Foza Yusif: Basın ataerkil dilden arınmalı

PYD Kadın Meclisi’nin kadına yönelik şiddetle mücadele kapsamında, başlattıkları çalışmalar devam ediyor. PYD Eş Başkanlık Komitesi üyesi Foza Yusif, basının ataerkil dilden kendisini arındırmasını istedi.

Qamişlo- Demokratik Birlik Partisi (PYD) Kadın Meclisi’nin kadına yönelik şiddetle mücadele kapsamında, “Kadınların mücadele birliği şiddeti sona erdirecek” sloganıyla başlattıkları çalışmalar dizisi devam ediyor.

Çalışma kapsamında PYD Kadın Meclisi, kadına yönelik şiddetle mücadelede medyanın rolüne ilişkin bugün Zana Salonu'nda bir panel gerçekleştirdi.

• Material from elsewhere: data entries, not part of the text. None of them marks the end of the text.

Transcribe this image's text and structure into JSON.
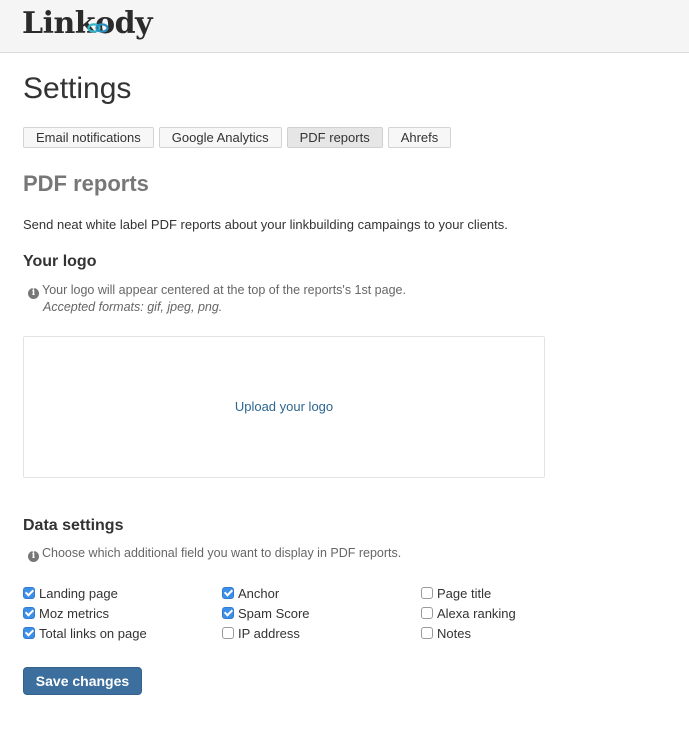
{
  "brand": {
    "name": "Linkody"
  },
  "page": {
    "title": "Settings"
  },
  "tabs": [
    {
      "label": "Email notifications",
      "active": false
    },
    {
      "label": "Google Analytics",
      "active": false
    },
    {
      "label": "PDF reports",
      "active": true
    },
    {
      "label": "Ahrefs",
      "active": false
    }
  ],
  "section": {
    "title": "PDF reports",
    "intro": "Send neat white label PDF reports about your linkbuilding campaings to your clients."
  },
  "logo_settings": {
    "heading": "Your logo",
    "hint": "Your logo will appear centered at the top of the reports's 1st page.",
    "formats": "Accepted formats: gif, jpeg, png.",
    "upload_label": "Upload your logo"
  },
  "data_settings": {
    "heading": "Data settings",
    "hint": "Choose which additional field you want to display in PDF reports.",
    "fields": [
      {
        "label": "Landing page",
        "checked": true
      },
      {
        "label": "Moz metrics",
        "checked": true
      },
      {
        "label": "Total links on page",
        "checked": true
      },
      {
        "label": "Anchor",
        "checked": true
      },
      {
        "label": "Spam Score",
        "checked": true
      },
      {
        "label": "IP address",
        "checked": false
      },
      {
        "label": "Page title",
        "checked": false
      },
      {
        "label": "Alexa ranking",
        "checked": false
      },
      {
        "label": "Notes",
        "checked": false
      }
    ]
  },
  "actions": {
    "save_label": "Save changes"
  },
  "colors": {
    "accent": "#3d6f9e",
    "checkbox": "#3d8ee6",
    "link": "#2d6690"
  },
  "icons": {
    "info": "info-circle-icon",
    "logo_link": "chain-link-icon"
  }
}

Panele tüm siyasi örgüt ve bileşenlerden kadınlar, sivil toplum ve askeri örgütler, aydınlar, aşiretlerin kanaat önderleri ile bağımsız şahsiyetler katıldı.

Panelin ilk bölümünde kadına yönelik şiddet konusunda basının rolü ve görevi, ikinci bölümde ise kadına yönelik şiddet ve buna karşı yasal çareler üzerine tartışmalar yürütüldü. Panelin açılış konuşmasını PYD Eş Başkanlık Komitesi üyesi Foza Yusif yaptı.

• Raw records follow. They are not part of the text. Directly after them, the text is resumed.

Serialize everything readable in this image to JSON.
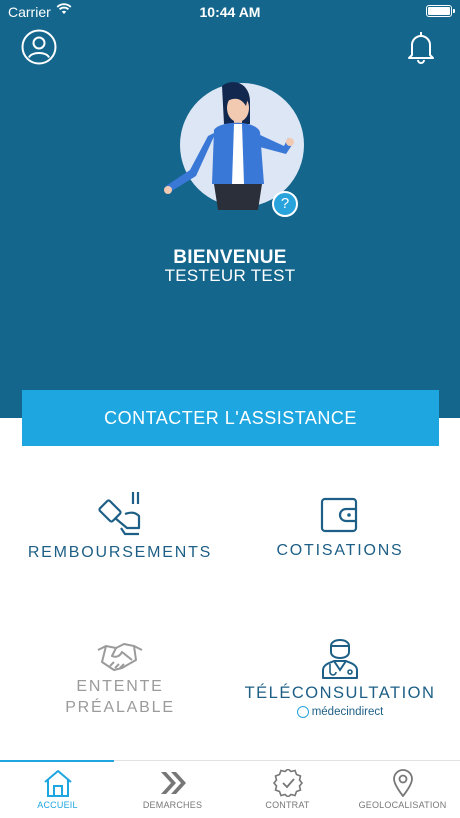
{
  "status_bar": {
    "carrier": "Carrier",
    "time": "10:44 AM"
  },
  "header": {
    "welcome_title": "BIENVENUE",
    "user_name": "TESTEUR TEST",
    "help_badge": "?"
  },
  "contact_button": {
    "label": "CONTACTER L'ASSISTANCE"
  },
  "tiles": {
    "remboursements": "REMBOURSEMENTS",
    "cotisations": "COTISATIONS",
    "entente_line1": "ENTENTE",
    "entente_line2": "PRÉALABLE",
    "teleconsultation": "TÉLÉCONSULTATION",
    "partner": "médecindirect"
  },
  "tabbar": {
    "items": [
      {
        "label": "ACCUEIL",
        "icon": "home-icon",
        "active": true
      },
      {
        "label": "DEMARCHES",
        "icon": "double-chevron-icon",
        "active": false
      },
      {
        "label": "CONTRAT",
        "icon": "badge-check-icon",
        "active": false
      },
      {
        "label": "GEOLOCALISATION",
        "icon": "map-pin-icon",
        "active": false
      }
    ]
  },
  "colors": {
    "header_bg": "#14668c",
    "accent": "#1ea6e0",
    "tile_text": "#1d5f86",
    "disabled_text": "#9b9b9b"
  }
}
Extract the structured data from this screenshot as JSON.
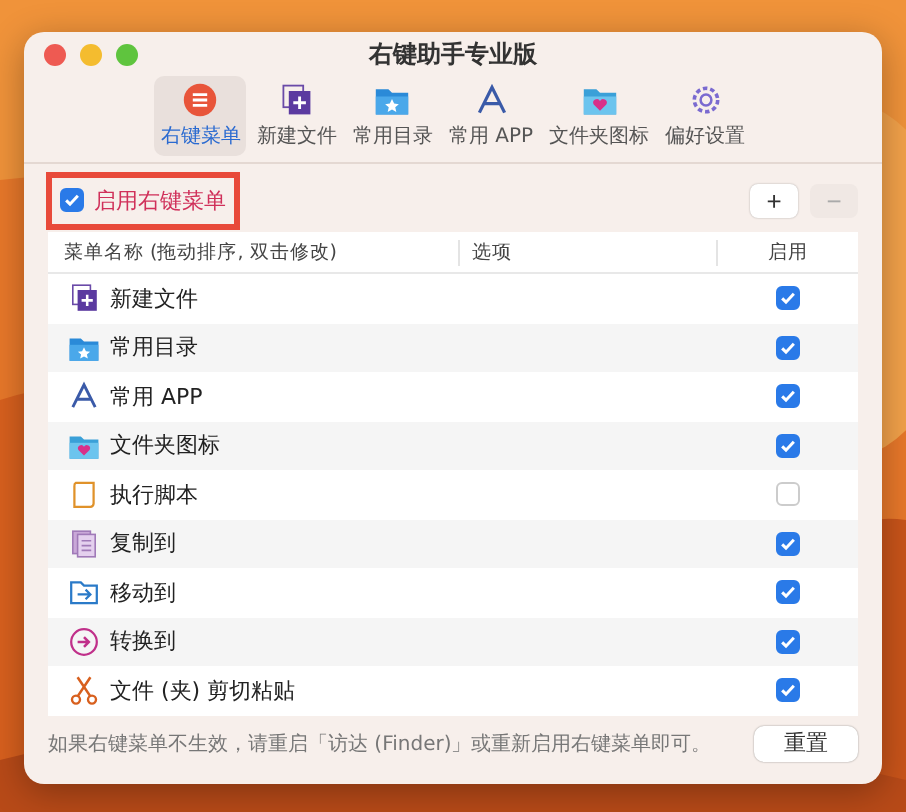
{
  "window": {
    "title": "右键助手专业版"
  },
  "toolbar": [
    {
      "label": "右键菜单",
      "kind": "menu",
      "selected": true
    },
    {
      "label": "新建文件",
      "kind": "doc-plus",
      "selected": false
    },
    {
      "label": "常用目录",
      "kind": "folder-star",
      "selected": false
    },
    {
      "label": "常用 APP",
      "kind": "app",
      "selected": false
    },
    {
      "label": "文件夹图标",
      "kind": "folder-heart",
      "selected": false
    },
    {
      "label": "偏好设置",
      "kind": "gear",
      "selected": false
    }
  ],
  "enable": {
    "label": "启用右键菜单",
    "checked": true
  },
  "add_button": "+",
  "remove_button": "−",
  "table": {
    "columns": [
      "菜单名称 (拖动排序, 双击修改)",
      "选项",
      "启用"
    ],
    "rows": [
      {
        "name": "新建文件",
        "kind": "doc-plus",
        "checked": true
      },
      {
        "name": "常用目录",
        "kind": "folder-star",
        "checked": true
      },
      {
        "name": "常用 APP",
        "kind": "app",
        "checked": true
      },
      {
        "name": "文件夹图标",
        "kind": "folder-heart",
        "checked": true
      },
      {
        "name": "执行脚本",
        "kind": "script",
        "checked": false
      },
      {
        "name": "复制到",
        "kind": "copy",
        "checked": true
      },
      {
        "name": "移动到",
        "kind": "move",
        "checked": true
      },
      {
        "name": "转换到",
        "kind": "convert",
        "checked": true
      },
      {
        "name": "文件 (夹) 剪切粘贴",
        "kind": "scissors",
        "checked": true
      }
    ]
  },
  "footer": {
    "note": "如果右键菜单不生效，请重启「访达 (Finder)」或重新启用右键菜单即可。",
    "button": "重置"
  }
}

“Basın cinsiyetçi dil kullanıyor”

Basının kadın davasına karşı kullandığı egemen dile işaret eden Foza Yusif, şöyle konuştu:

“Bu panelde zihniyetin ve toplumsal sorunların değiştirilmesi konusunda yetkili kurumların rolüne odaklanmak istiyoruz. Bugün kadına yönelik birçok katletme ve şiddet yöntemi uygulanmaktadır. Özellikle işgal altındaki bölgelerde kadınlara yönelik kirli uygulanmalar var. Bu soykırım eylemleri kadınların kimliğine ve varlığına yöneliktir. Bu nedenle özellikle medyanın şiddeti eleştirme ve şiddete karşı mücadeledeki rolüne dikkat çekmek istiyoruz. Kadın sorunu toplumsal ve politiktir. Egemen sistemler tarafından geliştirilen boyut, kadın özgürlüğüne karşıdır. Aynı zamdan geliştirilmekte olan düşünce de kadınların eğilimlerine karşıdır. Şimdiye kadar basın egemen sistem fikrinden kendini kurtaramadı ve geliştirilen fikrinde birçok eksiklik var. Basın başlıca bir rol oynarsa, zihinsel bir devrim ve temel değişimler oluşturabilir. Günümüzde kadınların değerlerine yönelik birçok anlamda saldırılar var. Bu saldırılara karşı geri bir dil ile kadın sorunu yorumlanıyor. Çünkü basının dili cinsiyetçi bir dildir. Tüm dünyada da bu var. Kadınlar sadece reklam olarak kullanıyorlar, teşhir ediyorlar, ayrıca özgürlük fikrinden uzaklaştırıyorlar.  Bu nedenle basının bunu eleştirmek yerine kadına yönelik şiddet anlamında cinsiyetçi bir dille kullandığını söylüyoruz.”

Kendi sorunu olarak görmek

Devrimimizde kadınların yeni bir basın özgürlüğü çizgisi yarattıklarını dile getiren Foza Yusif, “Bugün eğer basınımız kadın kurtuluş devrimini destekliyorsa, bunun son derece olumlu bir etkisi olacaktır. Bizler tüm kadınların mücadelelerine ve sorunlarına odaklanmak için kadın basın dilini ve kadınların güçlendirilmesini geliştirdik. Kadın özgürlüğü sorunun ataerkil zihniyete karşı bir mücadeledir ve tüm basının ataerkil dilden kendisini kurtarması gerekiyor” şeklinde konuştu.

“Kadın kimliğinin olduğu toplum örgütlü toplumdur. Gazetecilerin kadın sorununu kendi sorunu olarak görmeleri gerekir. Ahlaki ölçüleri gözden geçirmeliler. Çünkü basına bu anlamda ağır sorumluluklar düşmektedir” diyen Foza Yusif konuşmasına şöyle devam etti:

“Eğer gazeteciler haberlerini güzel ve özgürlükçü kurgularlarsa o kadar kadın özgürlüğü ve mücadele düşüncemiz gelişecektir. Aynı zamanda eşitlik ve demokrasiye de hizmet edecektir. Devrimimiz özgürlük fikriyle başladı ve her alanda değişim yaratabilir. Bu esas üzerine kadın devriminde kadın özgürlüğü ve şiddete karşı mücadele fikrini temel alıyoruz.”